Core Concepts
Pre-trained clinical LLMs offer improved postoperative risk predictions, emphasizing the importance of fine-tuning and foundational modeling for optimal performance in perioperative care.
Abstract
Background:
Postoperative risk predictions are crucial for effective perioperative care management.
Clinical large language models (LLMs) were evaluated for predicting postoperative risks using various training strategies.
Methods:
Utilized 84,875 records from Barnes Jewish Hospital (BJH) and replicated on Beth Israel Deaconess’s MIMIC dataset.
Three domain adaptation and fine-tuning strategies were implemented for BioGPT, ClinicalBERT, and BioClinicalBERT.
Results:
Pre-trained LLMs outperformed traditional word embeddings.
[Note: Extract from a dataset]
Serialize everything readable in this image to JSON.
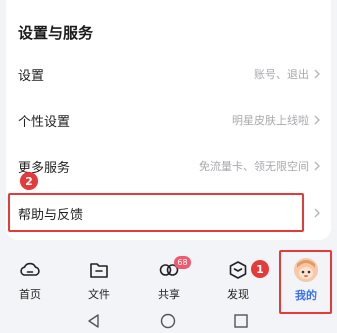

Fine-tuning strategies improved performance, with foundational modeling showing the best results.
Conclusions:
LLMs can enhance postoperative risk predictions in clinical care.
Incorporating labels boosts performance, especially in foundational models.
Data Preprocessing:
Clinical texts were extracted from preoperative and anesthetic records for analysis.
Outcome Variables:
Selected outcomes included 30-day mortality, pulmonary embolism, and pneumonia.
Models Used:
Employed BERT and GPT-based LLMs for postoperative prediction.
ML Predictors and Model Evaluation:
Used XGBoost as the predictor for perioperative outcomes.
Statistical Analysis:
Experiments conducted with 5-fold cross-validation on two datasets.
Discussion:
Demonstrated the potential of LLMs in perioperative care, highlighting the need for further research and data integration.
Stats
Pre-trained LLMs outperformed traditional word embeddings.
Absolute maximal gains of 38.3% for AUROC and 14% for AUPRC were observed.
Incorporating labels improved performance in fine-tuning strategies.
Quotes
"LLMs offer opportunities for postoperative risk predictions in unforeseen data."
"Incorporating labels can boost performance, emphasizing the importance of transferring pre-trained knowledge."